To me, they seem a very sensible alternative to other cereals in environments becoming increasingly marginal as a result of climate change for the cultivation of wheat and maize.  However, there is certainly more work required to increase their yields, confirm their nutritional qualities when processed and develop value chains that provide a steady market and potential to add value through processing.  The fact that they are gluten free offers further niche markets in the west and they are about the only cereals that flourish across the Sahel, an area already suffering significant climate change impacts and human consequences.

Having read the EAT-Lancet Commission report and attended the ICRISAT workshop set me thinking about the daunting challenges of both saving the planet and preventing obesity related diseases.  Whilst changing human behaviour is difficult, it can be done based on sound continuing education from an early age.  In comparison, researching the improvements required in specific crops, sustainable intensification and developing value chains is somewhat easier, but does require ongoing public and private funding.
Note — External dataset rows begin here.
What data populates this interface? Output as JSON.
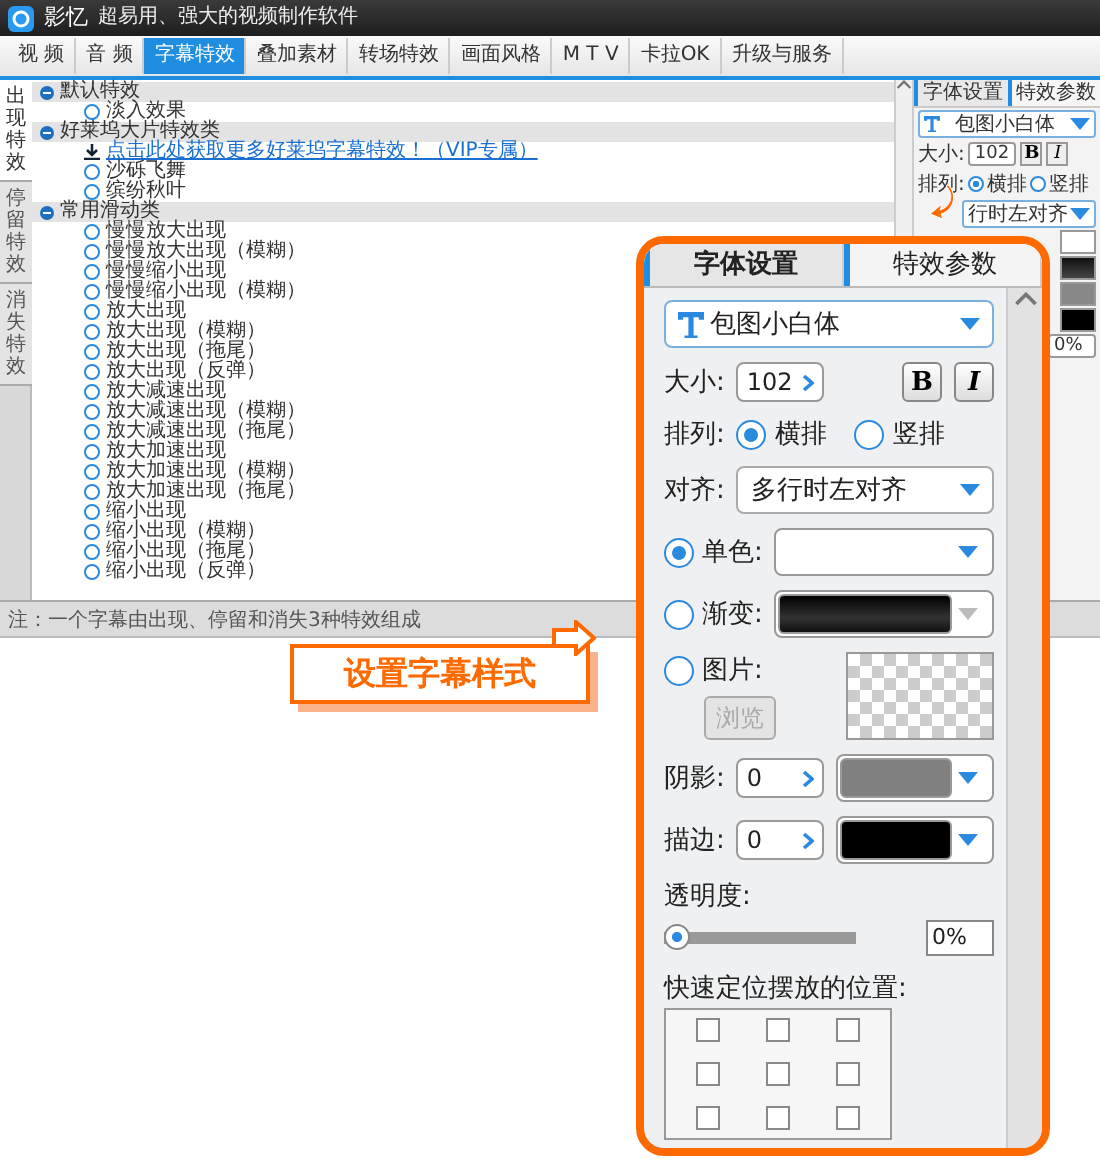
{
  "app": {
    "title": "影忆",
    "subtitle": "超易用、强大的视频制作软件",
    "menu": [
      {
        "label": "视 频",
        "selected": false
      },
      {
        "label": "音 频",
        "selected": false
      },
      {
        "label": "字幕特效",
        "selected": true
      },
      {
        "label": "叠加素材",
        "selected": false
      },
      {
        "label": "转场特效",
        "selected": false
      },
      {
        "label": "画面风格",
        "selected": false
      },
      {
        "label": "M T V",
        "selected": false
      },
      {
        "label": "卡拉OK",
        "selected": false
      },
      {
        "label": "升级与服务",
        "selected": false
      }
    ],
    "side_tabs": [
      {
        "label": "出现特效",
        "selected": true
      },
      {
        "label": "停留特效",
        "selected": false
      },
      {
        "label": "消失特效",
        "selected": false
      }
    ],
    "groups": [
      {
        "title": "默认特效",
        "items": [
          {
            "kind": "radio",
            "label": "淡入效果",
            "selected": false
          }
        ]
      },
      {
        "title": "好莱坞大片特效类",
        "items": [
          {
            "kind": "link",
            "label": "点击此处获取更多好莱坞字幕特效！（VIP专属）"
          },
          {
            "kind": "radio",
            "label": "沙砾飞舞",
            "selected": false
          },
          {
            "kind": "radio",
            "label": "缤纷秋叶",
            "selected": false
          }
        ]
      },
      {
        "title": "常用滑动类",
        "items": [
          {
            "kind": "radio",
            "label": "慢慢放大出现",
            "selected": false
          },
          {
            "kind": "radio",
            "label": "慢慢放大出现（模糊）",
            "selected": false
          },
          {
            "kind": "radio",
            "label": "慢慢缩小出现",
            "selected": false
          },
          {
            "kind": "radio",
            "label": "慢慢缩小出现（模糊）",
            "selected": false
          },
          {
            "kind": "radio",
            "label": "放大出现",
            "selected": false
          },
          {
            "kind": "radio",
            "label": "放大出现（模糊）",
            "selected": false
          },
          {
            "kind": "radio",
            "label": "放大出现（拖尾）",
            "selected": false
          },
          {
            "kind": "radio",
            "label": "放大出现（反弹）",
            "selected": false
          },
          {
            "kind": "radio",
            "label": "放大减速出现",
            "selected": false
          },
          {
            "kind": "radio",
            "label": "放大减速出现（模糊）",
            "selected": false
          },
          {
            "kind": "radio",
            "label": "放大减速出现（拖尾）",
            "selected": false
          },
          {
            "kind": "radio",
            "label": "放大加速出现",
            "selected": false
          },
          {
            "kind": "radio",
            "label": "放大加速出现（模糊）",
            "selected": false
          },
          {
            "kind": "radio",
            "label": "放大加速出现（拖尾）",
            "selected": false
          },
          {
            "kind": "radio",
            "label": "缩小出现",
            "selected": false
          },
          {
            "kind": "radio",
            "label": "缩小出现（模糊）",
            "selected": false
          },
          {
            "kind": "radio",
            "label": "缩小出现（拖尾）",
            "selected": false
          },
          {
            "kind": "radio",
            "label": "缩小出现（反弹）",
            "selected": false
          }
        ]
      }
    ],
    "note": "注：一个字幕由出现、停留和消失3种特效组成"
  },
  "small_panel": {
    "tabs": [
      {
        "label": "字体设置",
        "selected": true
      },
      {
        "label": "特效参数",
        "selected": false
      }
    ],
    "font": "包图小白体",
    "size_label": "大小:",
    "size": "102",
    "bold": "B",
    "italic": "I",
    "arrangement_label": "排列:",
    "arrangement": [
      {
        "label": "横排",
        "selected": true
      },
      {
        "label": "竖排",
        "selected": false
      }
    ],
    "align": "行时左对齐",
    "opacity_value": "0%"
  },
  "callout": {
    "label": "设置字幕样式",
    "tabs": [
      {
        "label": "字体设置",
        "selected": true
      },
      {
        "label": "特效参数",
        "selected": false
      }
    ],
    "font": "包图小白体",
    "size_label": "大小:",
    "size": "102",
    "bold": "B",
    "italic": "I",
    "arrangement_label": "排列:",
    "arrangement": [
      {
        "label": "横排",
        "selected": true
      },
      {
        "label": "竖排",
        "selected": false
      }
    ],
    "align_label": "对齐:",
    "align": "多行时左对齐",
    "fill": [
      {
        "kind": "solid",
        "label": "单色:",
        "selected": true
      },
      {
        "kind": "gradient",
        "label": "渐变:",
        "selected": false
      },
      {
        "kind": "image",
        "label": "图片:",
        "selected": false
      }
    ],
    "browse": {
      "label": "浏览",
      "disabled": true
    },
    "shadow": {
      "label": "阴影:",
      "value": "0",
      "color": "#808080"
    },
    "stroke": {
      "label": "描边:",
      "value": "0",
      "color": "#000000"
    },
    "opacity_label": "透明度:",
    "opacity": {
      "level": 0
    },
    "opacity_value": "0%",
    "position_label": "快速定位摆放的位置:",
    "positions": [
      {
        "checked": false
      },
      {
        "checked": false
      },
      {
        "checked": false
      },
      {
        "checked": false
      },
      {
        "checked": false
      },
      {
        "checked": false
      },
      {
        "checked": false
      },
      {
        "checked": false
      },
      {
        "checked": false
      }
    ]
  }
}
Recent cutbacks to the CG system and public sector, agricultural R&D across the world are an indication that policy makers have not yet grasped the seriousness of the food and associated planetary challenges ahead.  These challenges to the planet are daunting.  The challenges to public sector health budgets are only just beginning to be understood.

We need to foster a new generation willing to take these on.  Consequently, one area that the Crawford Fund will be focusing even more on in the next couple of years is demonstrating to the next generation that not only are careers in the agriculture- food continuum exciting, but that the work is vital to saving the planet!

So in answer to my question in the article title – smart foods are vital, but smart people even more so, if we are going to stay healthy and save the planet!